Sunday, June 28, 2015
Walking backwards for the future
I like a saying by Arundhati Roy, “Another world is not only possible, she is on her way. On a quiet day, I can hear her breathing.”
But sometimes it seems like seeing that better world of the future requires eyes in the back of your head. I am thinking of the idea that is apparently the normal way of seeing time in the Aymara language of the Andes: the future is behind us, the past in front.
We don't know the future, but we can see the past. We are weighed down by it, anchored to the tangible experiences that we know. And it could be a good thing: we need to understand where we come from, conserve our history and respect the elders that brought us here.
Well, in general. But at this point in human history, after 500 or so years of wrenching and accelerating global change, many of us have no clear past to see, even as we stumble backwards toward the edge of a cliff. How our parents, or grandparents, lived when they were growing up is almost lost in the fog of memory, already. And we laugh at them as they struggle to use a smartphone or SatNav, cursing “back in my day...”.
In an article about Indigenous health, Graeme Maguire and Mark Wenitong write “The notion of walking backwards into the future describes the value we can derive from remembering and understanding our past, in order to best prepare for a better tomorrow. We can’t do this without properly caring for our elders.”
There's a good definition of looking into the past, that we ought to consider. But I'm not just writing about how we need to look after our grandparents. I'm talking about looking after our future. About being good great-grandparents.
If you can hear that better world breathing into your ear (I know, sexy, right?) or down your neck (not so sexy) it's an achievement. Our natural, backward-looking conservatism has been disrupted by what some call “shifting baselines”: we view our own life experience as “normal”, even if it is (on a longer, intergenerational scale) very new, unusual, and unsustainable.
Even though many, even in the hyper-consumerist rich countries, recognise on some level that it would be good to live a simpler, more relaxed life, consume less, the commonsense view is that's something (maybe) for when you retire. Later. It's a nice idea, but it's not realistic. We have to pay off the house and the car and the kids' gap year and...
And so everyone is caught up in keeping up with the metaphorical Joneses. Not in the vain, shallow way that it is portrayed in cartoons – “darling did you see what the neighbours just got? We have to have one!”. Just that we feel angst that we are being left behind if we don't keep up. Did I tell you about the fantastic bookshops in Buenos Aires? Or the ski slopes in Gulmarg? And so it goes...
Try going back to living without a mobile phone (let alone a smartphone). Or disconnect from the internet for a month or two. Stop watching TV and video. You know, people were able to live happy, fulfilling lives before all those things were invented. Why can't we? Peer pressure and expectation, and the loneliness of being an ascetic doing it alone.
I'm not arguing that (for example) the internet, where I am publishing this is a bad thing. I think it's a great democratiser of information access (among other things, like a new conduit for marketing).
But the past that we have become accustomed to, at an accelerating rate since probably about the 1920s or 1950s, is that we expect we will be buying new things. The world is getting better because cars now have electric windows and central locking, because it was terrible before such things, right? We're moving forward! Our kids will live better than us!
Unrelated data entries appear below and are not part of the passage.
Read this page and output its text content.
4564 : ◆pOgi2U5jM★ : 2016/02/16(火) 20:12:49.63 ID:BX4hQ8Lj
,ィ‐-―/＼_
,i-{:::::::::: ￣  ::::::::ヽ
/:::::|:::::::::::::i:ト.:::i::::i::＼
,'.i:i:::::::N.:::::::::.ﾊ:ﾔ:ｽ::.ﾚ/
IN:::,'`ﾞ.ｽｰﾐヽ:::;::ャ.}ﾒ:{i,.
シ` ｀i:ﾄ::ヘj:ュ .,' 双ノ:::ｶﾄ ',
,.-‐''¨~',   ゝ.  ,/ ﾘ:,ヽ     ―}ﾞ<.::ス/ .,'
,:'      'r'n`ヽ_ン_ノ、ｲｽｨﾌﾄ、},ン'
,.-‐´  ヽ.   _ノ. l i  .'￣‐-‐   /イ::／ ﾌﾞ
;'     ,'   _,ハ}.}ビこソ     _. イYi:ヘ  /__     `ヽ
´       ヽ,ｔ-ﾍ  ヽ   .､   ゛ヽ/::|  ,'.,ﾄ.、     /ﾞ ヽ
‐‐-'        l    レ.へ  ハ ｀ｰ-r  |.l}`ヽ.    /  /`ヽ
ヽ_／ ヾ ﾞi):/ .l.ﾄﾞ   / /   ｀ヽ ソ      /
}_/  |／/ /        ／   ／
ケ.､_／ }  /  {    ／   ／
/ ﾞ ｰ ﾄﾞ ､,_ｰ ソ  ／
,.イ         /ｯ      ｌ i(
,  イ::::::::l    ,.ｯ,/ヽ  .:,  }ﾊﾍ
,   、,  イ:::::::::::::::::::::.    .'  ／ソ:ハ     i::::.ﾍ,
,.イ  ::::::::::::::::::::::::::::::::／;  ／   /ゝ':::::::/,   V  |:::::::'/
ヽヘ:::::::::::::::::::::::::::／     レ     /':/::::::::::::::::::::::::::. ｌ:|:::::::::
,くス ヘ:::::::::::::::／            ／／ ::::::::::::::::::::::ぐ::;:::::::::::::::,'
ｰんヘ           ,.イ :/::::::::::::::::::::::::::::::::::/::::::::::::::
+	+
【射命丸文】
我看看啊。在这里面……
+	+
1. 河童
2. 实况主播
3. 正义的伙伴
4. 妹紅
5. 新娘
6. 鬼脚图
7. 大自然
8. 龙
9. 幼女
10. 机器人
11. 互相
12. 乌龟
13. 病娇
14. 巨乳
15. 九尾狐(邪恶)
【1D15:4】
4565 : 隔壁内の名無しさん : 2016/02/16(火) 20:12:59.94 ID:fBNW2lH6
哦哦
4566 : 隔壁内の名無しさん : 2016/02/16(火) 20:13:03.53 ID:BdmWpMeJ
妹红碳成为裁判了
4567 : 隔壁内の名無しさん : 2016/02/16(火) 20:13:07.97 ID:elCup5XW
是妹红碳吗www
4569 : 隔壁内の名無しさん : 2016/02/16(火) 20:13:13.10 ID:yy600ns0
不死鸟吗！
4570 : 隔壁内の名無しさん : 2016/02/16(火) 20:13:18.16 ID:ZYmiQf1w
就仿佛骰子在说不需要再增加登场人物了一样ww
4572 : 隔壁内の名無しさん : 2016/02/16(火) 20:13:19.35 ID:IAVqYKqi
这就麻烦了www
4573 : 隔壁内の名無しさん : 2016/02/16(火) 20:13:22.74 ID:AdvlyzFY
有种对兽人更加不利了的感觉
When you consider eco-modernisation in this light, it's really just more of the same. Let's buy a whole bunch of new gadgets, only cleaner and greener! But eco-modernisation alone is almost certainly not going to reverse our destruction of the ecosphere. You know, the web of life, that we rely on for our food and air and water (and what's left of our culture). Samuel Alexander has a thought-provoking article at The Conversation that explores this.
What can we do? Those much-theorised “masses” who can't yet hear the better future breathing down their neck are the people who have to make it possible. What steps can we offer them to begin to hear those breaths? To catch a glimpse over our collective shoulder of something better?
No doubt, much of the eco-modernisation program is essential. Renewable electricity can provide essentials like cooking much more sustainably than any credible firewood harvesting program, for most of us. I would argue we don't need to all own a smartphone, Kindle, tablet, laptop, and home entertainment system in multiple copies for each household. Don't you think? But I think the internet is a truly great innovation in communications and we should keep it accessible and free.
Naomi Klein, one of those people who may have caught a glimpse of the future over her shoulder (like Roy), suggests a truly sustainable lifestyle might be like living as people did in the wealthy countries in the 1970s. I don't think we should care if it's like the 1950s or 1920s really, as long as we can hold onto a couple of the genuine improvements such as in medicine and communication and renewable energy (and make them accessible to everyone, globally) and lose a couple of the real duds (like car and roads madness).
That breathing down your neck, that better future you can feel is so possible, can be maddening when your eyes are glued to the ugliness as the world's messy present rolls by into the past. But the question in a rich consumer country remains, how do we get the up-and-coming keep-up-with-the-Joneses generations to come on board? Not just the few inevitable dissidents, but a mass movement. There is no shortcut.
A combination of political conflicts (like the fight for renewable energy, which is almost universally popular now) and a battle for ideas are the elements to work with as far as I can see.